Conheça suas cebolas

Vamos deixar uma coisa bem clara. O feedback falharia em ser um chef profissional.

Não apenas porque odiamos alta pressão ou tememos Gordon Ramsay. Nós apenas choraríamos. Toda vez. Cortar cebolas não é uma questão de habilidade. É biologia.

O óxido sin-propanetial-S voa no ar quando você corta. Atinge seu nervo trigêmeo. Seus dutos lacrimais entram em ação para lavá-lo. Chato. Básico. Também totalmente inexplorado na ciência.

Até agora.

Thomas Hummel e equipe publicaram um artigo em 25 de maio. Está em Laryngoscópio Investigative Otlaryngology, um título que soa como um bocado de cascalho. Boa sorte aos leitores de áudio. Eles perguntaram a 1.001 voluntários sobre suas vidas. Seus olhos lacrimejaram? Eles poderiam cheirar bem? O nariz deles estava irritado? Eles também fizeram testes psicofísicos. Fica com cheiros. Identifique o odor. Simples.

O resultado? Uma contradição.

Pessoas que juravam que choravam por cebola também juravam que tinham um nariz lindo. Os testes disseram o contrário. Sem correlação. Aqueles que choravam cheiravam exatamente tão mal quanto os que não choravam.

Então o que acontece?

Essas descobertas são consistentes com pesquisas anteriores…
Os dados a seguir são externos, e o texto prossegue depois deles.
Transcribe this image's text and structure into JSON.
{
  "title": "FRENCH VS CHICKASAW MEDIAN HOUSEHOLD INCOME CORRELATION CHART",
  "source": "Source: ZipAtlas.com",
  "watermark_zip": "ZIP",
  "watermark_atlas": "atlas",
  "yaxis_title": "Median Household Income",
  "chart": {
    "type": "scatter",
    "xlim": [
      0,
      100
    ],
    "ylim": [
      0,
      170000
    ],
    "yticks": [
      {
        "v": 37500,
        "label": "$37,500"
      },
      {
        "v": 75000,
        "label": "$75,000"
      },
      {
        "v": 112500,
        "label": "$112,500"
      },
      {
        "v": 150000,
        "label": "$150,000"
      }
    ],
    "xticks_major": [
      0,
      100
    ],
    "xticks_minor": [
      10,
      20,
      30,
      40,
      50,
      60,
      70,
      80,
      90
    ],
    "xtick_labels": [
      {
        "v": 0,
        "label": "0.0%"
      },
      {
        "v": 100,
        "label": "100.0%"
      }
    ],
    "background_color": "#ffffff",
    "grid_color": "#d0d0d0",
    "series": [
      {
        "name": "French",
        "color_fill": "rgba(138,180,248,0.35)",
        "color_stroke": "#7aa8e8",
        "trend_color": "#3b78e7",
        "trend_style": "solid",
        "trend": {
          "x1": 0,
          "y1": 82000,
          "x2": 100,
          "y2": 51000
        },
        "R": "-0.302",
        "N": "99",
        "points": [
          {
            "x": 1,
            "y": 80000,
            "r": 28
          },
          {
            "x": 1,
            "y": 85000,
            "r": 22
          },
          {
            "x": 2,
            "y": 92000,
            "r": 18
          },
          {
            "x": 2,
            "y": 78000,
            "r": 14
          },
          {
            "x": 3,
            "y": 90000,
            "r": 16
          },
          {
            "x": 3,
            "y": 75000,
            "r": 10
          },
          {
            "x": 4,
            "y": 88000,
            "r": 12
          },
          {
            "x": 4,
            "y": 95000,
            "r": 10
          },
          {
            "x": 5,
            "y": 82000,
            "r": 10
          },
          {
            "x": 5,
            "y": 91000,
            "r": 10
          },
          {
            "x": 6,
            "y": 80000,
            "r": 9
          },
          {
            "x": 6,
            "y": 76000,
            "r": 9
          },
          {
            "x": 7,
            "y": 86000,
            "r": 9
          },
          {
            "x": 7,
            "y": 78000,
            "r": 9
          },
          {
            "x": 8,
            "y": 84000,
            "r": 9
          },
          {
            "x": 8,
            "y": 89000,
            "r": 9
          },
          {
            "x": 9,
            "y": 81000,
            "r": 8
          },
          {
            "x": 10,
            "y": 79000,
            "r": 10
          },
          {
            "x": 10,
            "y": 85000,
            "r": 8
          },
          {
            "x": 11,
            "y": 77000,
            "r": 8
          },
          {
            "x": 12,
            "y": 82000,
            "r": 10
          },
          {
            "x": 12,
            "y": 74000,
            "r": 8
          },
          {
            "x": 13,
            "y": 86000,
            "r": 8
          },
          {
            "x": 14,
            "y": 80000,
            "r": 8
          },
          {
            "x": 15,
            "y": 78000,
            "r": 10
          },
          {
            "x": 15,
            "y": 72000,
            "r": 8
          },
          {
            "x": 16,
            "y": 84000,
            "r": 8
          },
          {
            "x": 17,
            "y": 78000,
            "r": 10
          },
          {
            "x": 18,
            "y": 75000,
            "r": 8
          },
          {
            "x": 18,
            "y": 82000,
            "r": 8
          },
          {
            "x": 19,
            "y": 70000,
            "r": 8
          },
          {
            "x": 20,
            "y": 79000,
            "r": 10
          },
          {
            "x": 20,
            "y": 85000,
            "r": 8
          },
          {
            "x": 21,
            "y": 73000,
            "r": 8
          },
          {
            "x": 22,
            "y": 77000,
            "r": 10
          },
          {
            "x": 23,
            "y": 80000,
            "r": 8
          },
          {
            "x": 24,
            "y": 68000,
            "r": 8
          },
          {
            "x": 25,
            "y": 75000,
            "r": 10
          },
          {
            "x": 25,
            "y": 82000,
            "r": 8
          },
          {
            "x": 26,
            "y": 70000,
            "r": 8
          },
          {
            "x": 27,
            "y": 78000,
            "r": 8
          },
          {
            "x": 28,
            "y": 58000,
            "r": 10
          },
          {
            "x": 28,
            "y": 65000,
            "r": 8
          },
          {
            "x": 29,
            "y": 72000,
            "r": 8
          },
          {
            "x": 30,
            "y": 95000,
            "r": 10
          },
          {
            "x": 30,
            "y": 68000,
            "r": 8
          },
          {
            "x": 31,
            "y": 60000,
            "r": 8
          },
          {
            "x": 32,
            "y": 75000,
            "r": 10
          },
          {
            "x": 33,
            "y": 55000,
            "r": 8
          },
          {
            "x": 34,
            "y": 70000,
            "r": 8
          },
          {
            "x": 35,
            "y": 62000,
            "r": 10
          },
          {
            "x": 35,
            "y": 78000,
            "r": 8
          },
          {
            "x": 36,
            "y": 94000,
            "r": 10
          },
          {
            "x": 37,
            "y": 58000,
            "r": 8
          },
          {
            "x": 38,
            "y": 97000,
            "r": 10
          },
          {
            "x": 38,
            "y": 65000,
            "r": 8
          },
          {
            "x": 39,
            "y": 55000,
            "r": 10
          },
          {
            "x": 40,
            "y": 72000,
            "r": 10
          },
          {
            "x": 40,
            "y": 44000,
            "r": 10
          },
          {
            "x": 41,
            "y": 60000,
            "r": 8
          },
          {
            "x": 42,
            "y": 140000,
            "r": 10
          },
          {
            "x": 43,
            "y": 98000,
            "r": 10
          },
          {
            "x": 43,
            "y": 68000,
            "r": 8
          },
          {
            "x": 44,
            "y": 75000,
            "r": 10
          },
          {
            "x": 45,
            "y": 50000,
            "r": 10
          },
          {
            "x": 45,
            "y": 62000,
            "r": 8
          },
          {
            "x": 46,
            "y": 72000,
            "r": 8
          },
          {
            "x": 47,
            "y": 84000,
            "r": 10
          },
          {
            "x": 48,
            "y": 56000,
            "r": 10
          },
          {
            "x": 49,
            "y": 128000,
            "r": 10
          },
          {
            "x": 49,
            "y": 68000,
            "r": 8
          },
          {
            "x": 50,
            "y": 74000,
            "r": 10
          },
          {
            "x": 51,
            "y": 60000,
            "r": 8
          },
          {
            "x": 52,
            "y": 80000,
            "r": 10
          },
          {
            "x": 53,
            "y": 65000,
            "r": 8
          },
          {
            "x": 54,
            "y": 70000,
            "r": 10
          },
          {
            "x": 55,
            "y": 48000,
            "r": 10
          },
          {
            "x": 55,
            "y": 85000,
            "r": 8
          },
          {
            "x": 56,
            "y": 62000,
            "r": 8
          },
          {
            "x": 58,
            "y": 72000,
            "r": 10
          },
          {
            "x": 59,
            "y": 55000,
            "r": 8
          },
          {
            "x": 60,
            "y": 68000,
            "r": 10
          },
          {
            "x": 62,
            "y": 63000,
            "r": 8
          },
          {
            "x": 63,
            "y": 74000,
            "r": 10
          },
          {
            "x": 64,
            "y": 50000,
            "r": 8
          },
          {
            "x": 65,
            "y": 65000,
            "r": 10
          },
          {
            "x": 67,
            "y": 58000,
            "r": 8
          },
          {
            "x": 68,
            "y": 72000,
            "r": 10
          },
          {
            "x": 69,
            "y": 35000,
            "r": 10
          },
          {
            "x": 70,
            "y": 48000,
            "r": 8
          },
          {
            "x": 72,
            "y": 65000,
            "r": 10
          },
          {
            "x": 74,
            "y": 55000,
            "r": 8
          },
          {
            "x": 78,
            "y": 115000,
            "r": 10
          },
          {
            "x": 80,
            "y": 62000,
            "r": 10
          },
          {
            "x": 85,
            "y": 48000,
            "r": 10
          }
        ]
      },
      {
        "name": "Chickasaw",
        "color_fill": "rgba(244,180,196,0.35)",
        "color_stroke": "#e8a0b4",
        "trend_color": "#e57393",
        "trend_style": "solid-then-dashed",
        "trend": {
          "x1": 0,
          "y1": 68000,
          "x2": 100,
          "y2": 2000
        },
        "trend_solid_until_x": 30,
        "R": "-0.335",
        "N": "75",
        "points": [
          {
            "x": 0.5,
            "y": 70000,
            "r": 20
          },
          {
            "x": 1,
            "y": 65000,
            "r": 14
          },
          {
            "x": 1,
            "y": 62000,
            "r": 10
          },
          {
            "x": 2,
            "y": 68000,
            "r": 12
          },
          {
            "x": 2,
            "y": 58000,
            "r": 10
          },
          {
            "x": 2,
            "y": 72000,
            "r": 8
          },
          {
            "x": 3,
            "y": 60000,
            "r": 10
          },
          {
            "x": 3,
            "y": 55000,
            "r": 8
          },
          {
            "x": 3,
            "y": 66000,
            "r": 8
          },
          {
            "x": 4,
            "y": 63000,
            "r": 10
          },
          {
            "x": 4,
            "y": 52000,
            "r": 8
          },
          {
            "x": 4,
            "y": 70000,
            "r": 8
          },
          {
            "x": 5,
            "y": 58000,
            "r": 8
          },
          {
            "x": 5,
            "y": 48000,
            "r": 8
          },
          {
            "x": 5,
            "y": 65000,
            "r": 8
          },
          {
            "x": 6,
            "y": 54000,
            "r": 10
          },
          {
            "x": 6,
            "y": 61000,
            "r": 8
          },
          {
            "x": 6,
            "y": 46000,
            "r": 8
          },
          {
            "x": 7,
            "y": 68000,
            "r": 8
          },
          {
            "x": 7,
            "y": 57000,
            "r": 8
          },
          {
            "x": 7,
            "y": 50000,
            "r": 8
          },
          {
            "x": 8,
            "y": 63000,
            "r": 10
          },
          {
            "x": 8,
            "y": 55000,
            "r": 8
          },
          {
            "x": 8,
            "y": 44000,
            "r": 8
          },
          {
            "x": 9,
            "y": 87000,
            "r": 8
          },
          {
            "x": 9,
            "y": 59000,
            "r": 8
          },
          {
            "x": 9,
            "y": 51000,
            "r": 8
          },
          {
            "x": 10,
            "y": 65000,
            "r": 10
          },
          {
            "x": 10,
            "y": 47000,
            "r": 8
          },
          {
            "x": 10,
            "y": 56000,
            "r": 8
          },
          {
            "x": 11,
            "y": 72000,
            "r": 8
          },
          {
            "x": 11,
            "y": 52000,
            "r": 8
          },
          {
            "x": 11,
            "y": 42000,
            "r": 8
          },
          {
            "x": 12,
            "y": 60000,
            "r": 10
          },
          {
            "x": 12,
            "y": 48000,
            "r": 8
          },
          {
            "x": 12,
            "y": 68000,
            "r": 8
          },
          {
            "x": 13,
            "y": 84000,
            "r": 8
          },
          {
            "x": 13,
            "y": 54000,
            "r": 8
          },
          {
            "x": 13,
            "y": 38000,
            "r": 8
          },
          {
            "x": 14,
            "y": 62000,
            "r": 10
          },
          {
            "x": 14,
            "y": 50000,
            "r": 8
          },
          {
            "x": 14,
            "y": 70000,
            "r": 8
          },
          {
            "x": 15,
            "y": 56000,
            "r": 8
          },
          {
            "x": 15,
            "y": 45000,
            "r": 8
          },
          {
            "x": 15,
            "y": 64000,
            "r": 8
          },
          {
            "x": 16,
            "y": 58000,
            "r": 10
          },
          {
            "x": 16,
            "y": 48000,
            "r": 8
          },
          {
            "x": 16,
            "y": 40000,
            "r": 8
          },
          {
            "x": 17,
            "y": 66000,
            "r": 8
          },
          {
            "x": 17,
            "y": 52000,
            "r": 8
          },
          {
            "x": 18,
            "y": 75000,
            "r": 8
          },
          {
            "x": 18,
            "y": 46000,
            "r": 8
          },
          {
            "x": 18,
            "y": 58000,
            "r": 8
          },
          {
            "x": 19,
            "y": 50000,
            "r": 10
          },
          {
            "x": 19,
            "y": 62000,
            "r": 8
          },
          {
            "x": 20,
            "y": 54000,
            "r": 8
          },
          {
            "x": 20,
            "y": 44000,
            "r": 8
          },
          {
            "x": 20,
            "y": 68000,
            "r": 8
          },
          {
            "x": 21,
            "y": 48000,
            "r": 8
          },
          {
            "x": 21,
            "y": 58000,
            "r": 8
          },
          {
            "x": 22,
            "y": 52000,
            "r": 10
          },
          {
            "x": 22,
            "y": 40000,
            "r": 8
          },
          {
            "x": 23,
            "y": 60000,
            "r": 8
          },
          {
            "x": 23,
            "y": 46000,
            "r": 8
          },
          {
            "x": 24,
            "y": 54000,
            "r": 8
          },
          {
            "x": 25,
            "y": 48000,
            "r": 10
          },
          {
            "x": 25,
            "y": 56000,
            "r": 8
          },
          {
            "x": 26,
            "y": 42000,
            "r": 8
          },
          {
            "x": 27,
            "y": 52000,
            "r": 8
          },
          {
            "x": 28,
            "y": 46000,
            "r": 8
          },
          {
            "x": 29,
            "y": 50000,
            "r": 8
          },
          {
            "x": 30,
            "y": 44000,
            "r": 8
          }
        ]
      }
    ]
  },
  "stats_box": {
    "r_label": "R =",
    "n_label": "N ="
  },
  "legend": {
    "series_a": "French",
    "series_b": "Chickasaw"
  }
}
Os humanos são terríveis em julgar seus próprios sentidos. É como pensar que você é um motorista acima da média. Ou uma pessoa hilariante. Ou bom em interpretar dados complexos. Você provavelmente não está. Feedback sabe disso porque a Sra. Feedback sentiu o cheiro de um rato morto muito antes de mim. O gato escondeu-o atrás do aparador. Andei por uma sala de estar em leve decadência durante semanas. Humildade. Aprendido.

Hora de arrumar

Estamos atrasados para a festa novamente. Mas essa tendência? Faz sentido.

Esqueça as batalhas espaciais. Esqueça as missões de fantasia. As pessoas querem organizar as coisas. Animal Crossing provou isso. Agora alguém foi mais longe.

Librarian: Tidy Up the Arcane foi lançado em 30 de abril. Seu trabalho? Estante 3.072 livros. Uma fada fez uma bagunça. Você conserta. Custa £ 5,29. Eu não comprei. Os orçamentos estão apertados. Mas eu assisti aos clipes. Estranhamente reconfortante. Como o Sudoku. Você encontra uma categoria. Você coloca o item. Ele clica.

As categorias incluem “romances” e “magia destrutiva”. Não há decimal de Dewey aqui. Apenas caos em ordem.

Mil novecentos e cinquenta avaliações até junho. 94% positivo. Por que? Porque a vida real não é assim.

A vida real envolve toalhas no chão. Embalagens de comida perdidas por centímetros. Pigsties na sala de estar. Talvez o problema não sejamos nós. Talvez a realidade precise de uma barra de progresso. Ou recompensas XP. Quem sabe?

Pense nas crianças

Na semana passada, os formandos vaiaram os palestrantes. De novo.

Se o orador de formatura menciona IA generativa, a multidão vaiasso. Ex-CEO do Google, Eric Schmidt? Vaiado. Scott Borchetta? Vaiado. Glória Caulfield? Vaiada também, embora ela mal seja um nome familiar. Por que as crianças odeiam o progresso? Ou poder?

A geração AI consome eletricidade. Ele falsifica vozes. Ameaça empregos de nível inicial. Razões válidas para ficar bravo. Mas vaiar parece dramático. Um pouco juvenil.

Seymour Skinner teve a ideia certa uma vez: Estou tão fora de alcance? Provavelmente não. As crianças podem estar erradas. Ou apenas cansado. Ou ambos.

Tem uma dica para Feedback? Envie-o. Ou não. Ainda estamos farejando ratos.